Tuesday, December 17, 2024

SECURING YOUR FILES

 

Having had complete loss of my desktop(s) not once, not twice, but (gulp) thrice in a period of a year, the matter of preserving one’s work is not a theoretical one.

 

Yup, 2022 was a doozy for my shouldn’t-have-trusted computer(s) and two years later, in August of 2024, I once again experienced the joy of having to transition, as my oldy (they all were) desktop needed to be replaced because Windows 10 support ends October 2025. Happily, for now, we crossed that bridge. 👍

 

I learned a few things in the process. Best thing was to (finally) succumb and pay for cloud storage. The thing is, I am not sure I know how to retrieve my digital contents from the cloud. If you do, let me know. But it feels better to have it.

 

I also learned that my habit of saving all my documents onto flash drive(s) saved me from total loss. More than one flash drive, because I have had these die without warning in the past. I've also had two hard drives that backed up and died. Best thing about this sort of saving (flash drives) is that I do know how to retrieve and upload when the need comes, and as I said, it came and came and came.

 

In the pre-historic days when I first began using a computer, I printed everything that mattered in order to have hard copies. Flash drives weren’t invented yet and didn’t become ubiquitous until later. I had files saved to a CD, which was somewhat more cumbersome.

 

The hard paper copies are great for proofreading, but if the digital work meanders to the great nowhere ether forest or evaporated by a bug, it means typing and typing and more typing from the printed pages. It isn’t an elegant solution. But in those ancient times I just didn’t trust the ephemeral nature of words on a screen. I only believed the reality of something I could hold.  I still feel this way about books I am reading, by the way.

 

But digital files need a digital back door storage.

 

What do you do? I’d love to know.


4 comments:

Lorraine said...

Oh dear! I recently invested in a Seagate external drive and when I went to copy my photos onto it, I discovered I had 28,000 files! Yikes! I have Windows 10 and have resisted upgrading it to Windows 11. Do you suggest I go ahead and take the pain of doing that?

Vijaya said...

Ooofff, I feel your pain, Mirka. It's no fun. Flash drives, emailing docs to myself and a friend so they're on the cloud (and on different computers) have helped. We had an external drive and that failed. So I'm thankful for the printed photos and the ones on my blog.
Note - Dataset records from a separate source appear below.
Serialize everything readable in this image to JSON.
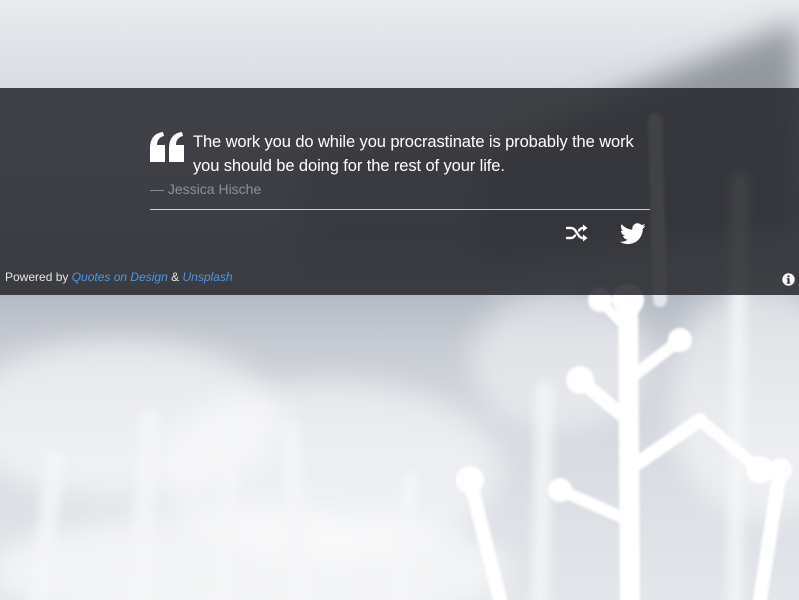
{
  "quote": {
    "text": "The work you do while you procrastinate is probably the work you should be doing for the rest of your life.",
    "author": "— Jessica Hische"
  },
  "actions": {
    "shuffle_icon": "shuffle-icon",
    "twitter_icon": "twitter-icon"
  },
  "footer": {
    "powered_prefix": "Powered by",
    "source1_label": "Quotes on Design",
    "separator": "&",
    "source2_label": "Unsplash",
    "info_icon": "info-icon"
  },
  "colors": {
    "overlay": "#26282c",
    "link": "#4f97e6",
    "author": "#8d9096",
    "text": "#ffffff"
  }
}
It's one of the reasons I post a lot of pictures :)

Mirka Breen said...

I am one non-techie who has found Widows 11 to be very good and not painful to adjust to, Lorraine. Because for some who have computers who are too old for Windows 11 (your computer's Windows will tell you) for me this meant a new motherboard and rebuilding the desktop to the way I like to have it. But because I've had to do this recently too many times (three desktop deaths two years ago) I was a veteran of digital home ressurection. If your computer does meet Windows 11 requirements, the move will be much swifter and you'll only have to learn where the new OS keeps things. Some changes, but all good.

Mirka Breen said...

Vijaya, I recently emailed my WIP to me first Beta reader even though she can't get to it for a while just to have it on someone else's computer, so I get it. I love the photos you share on your blog, a bonus for us.